Dave Grohl Explains Background of Recording “Everlong”

Credit: Hayley MaddenFoo Fighters have a ton of hits, but their 1997 single "Everlong," featured on the band's sophomore album, The Colour and the Shape, is always mentioned as one of the band's best songs. As Dave Grohl explains, the track's iconic riff came from a recording session for another Foo Fighters hit.

"I remember coming up with the riff while we were recording 'Monkey Wrench,'" Grohl says in a video interview for NME. "In between takes, I was fooling around and I found that chord, and I was doing it and I thought, 'Oh, that just sounds like Sonic Youth.' Then I was really into it and I formed it into a 'song-song.'"

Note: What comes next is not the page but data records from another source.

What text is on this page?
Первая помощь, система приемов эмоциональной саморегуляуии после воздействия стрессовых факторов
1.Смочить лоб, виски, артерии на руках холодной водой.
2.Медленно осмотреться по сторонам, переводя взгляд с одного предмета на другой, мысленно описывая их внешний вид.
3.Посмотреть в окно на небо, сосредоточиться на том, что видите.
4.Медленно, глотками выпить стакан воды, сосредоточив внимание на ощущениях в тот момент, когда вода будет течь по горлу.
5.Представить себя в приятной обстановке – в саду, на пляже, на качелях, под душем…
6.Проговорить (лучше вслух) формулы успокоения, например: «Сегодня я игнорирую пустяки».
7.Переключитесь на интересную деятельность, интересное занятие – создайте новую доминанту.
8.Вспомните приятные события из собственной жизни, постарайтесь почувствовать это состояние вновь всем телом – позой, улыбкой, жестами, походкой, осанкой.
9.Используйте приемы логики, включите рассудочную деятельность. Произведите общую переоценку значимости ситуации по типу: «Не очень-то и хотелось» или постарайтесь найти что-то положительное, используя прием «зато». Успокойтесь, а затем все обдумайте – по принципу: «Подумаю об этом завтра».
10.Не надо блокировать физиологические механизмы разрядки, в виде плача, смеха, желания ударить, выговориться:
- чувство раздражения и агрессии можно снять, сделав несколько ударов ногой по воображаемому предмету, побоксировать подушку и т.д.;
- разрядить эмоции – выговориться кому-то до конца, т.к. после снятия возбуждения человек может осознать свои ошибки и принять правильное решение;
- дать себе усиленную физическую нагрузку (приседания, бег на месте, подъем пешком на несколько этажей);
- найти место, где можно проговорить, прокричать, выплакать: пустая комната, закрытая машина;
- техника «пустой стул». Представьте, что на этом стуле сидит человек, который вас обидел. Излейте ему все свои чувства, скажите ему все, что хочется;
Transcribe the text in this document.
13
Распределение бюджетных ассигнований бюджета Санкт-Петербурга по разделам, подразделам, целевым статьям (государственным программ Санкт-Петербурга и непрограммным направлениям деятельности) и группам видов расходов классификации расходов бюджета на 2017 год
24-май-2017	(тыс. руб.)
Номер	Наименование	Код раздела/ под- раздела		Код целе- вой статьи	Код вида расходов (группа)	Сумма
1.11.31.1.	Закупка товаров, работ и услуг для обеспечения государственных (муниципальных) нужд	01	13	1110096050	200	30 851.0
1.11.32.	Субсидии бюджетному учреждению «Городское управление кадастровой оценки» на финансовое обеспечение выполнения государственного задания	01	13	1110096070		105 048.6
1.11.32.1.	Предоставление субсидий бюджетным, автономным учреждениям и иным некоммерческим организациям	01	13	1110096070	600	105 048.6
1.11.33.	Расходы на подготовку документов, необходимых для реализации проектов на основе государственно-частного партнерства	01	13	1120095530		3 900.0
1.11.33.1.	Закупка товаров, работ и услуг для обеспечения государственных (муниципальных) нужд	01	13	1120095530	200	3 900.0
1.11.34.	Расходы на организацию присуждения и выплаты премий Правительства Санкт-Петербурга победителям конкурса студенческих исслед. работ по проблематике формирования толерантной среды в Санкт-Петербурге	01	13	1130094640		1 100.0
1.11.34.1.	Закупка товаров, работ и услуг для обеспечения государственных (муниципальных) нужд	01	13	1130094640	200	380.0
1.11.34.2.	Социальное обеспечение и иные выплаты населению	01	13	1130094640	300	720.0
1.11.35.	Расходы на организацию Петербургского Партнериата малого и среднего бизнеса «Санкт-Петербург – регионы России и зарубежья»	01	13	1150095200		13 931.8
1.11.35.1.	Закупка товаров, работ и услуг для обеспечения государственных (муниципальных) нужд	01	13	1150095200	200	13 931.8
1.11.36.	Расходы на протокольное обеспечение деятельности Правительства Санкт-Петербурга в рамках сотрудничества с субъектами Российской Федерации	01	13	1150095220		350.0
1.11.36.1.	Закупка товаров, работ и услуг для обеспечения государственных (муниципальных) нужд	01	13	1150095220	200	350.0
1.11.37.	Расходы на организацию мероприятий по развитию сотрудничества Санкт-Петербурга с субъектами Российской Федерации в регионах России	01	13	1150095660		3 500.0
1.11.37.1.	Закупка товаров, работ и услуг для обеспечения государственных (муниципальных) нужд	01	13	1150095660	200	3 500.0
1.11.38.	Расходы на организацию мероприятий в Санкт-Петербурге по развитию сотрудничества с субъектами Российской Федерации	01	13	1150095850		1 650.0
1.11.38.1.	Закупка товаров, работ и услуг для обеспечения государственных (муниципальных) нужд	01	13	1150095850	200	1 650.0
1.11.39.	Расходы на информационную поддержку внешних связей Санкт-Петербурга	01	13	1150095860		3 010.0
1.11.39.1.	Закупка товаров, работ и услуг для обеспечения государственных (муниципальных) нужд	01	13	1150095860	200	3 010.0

The legend of "Everlong" was further bolstered by its famously weird video, directed by Michel Gondry. As it turns out, the "Everlong" video could have been a whole lot stranger.

"You should have seen what Michel Gondry wanted to do," Grohl says. "The idea, he pitched it to me, it took him an hour to explain it, and I had to tell him, 'Dude, you know the song's four f****** minutes long, right?'"

"[Actress] Daryl Hannah was supposed to be my love interest!" he adds.

Foo Fighters are currently on tour in support of their latest album, Sonic Highways.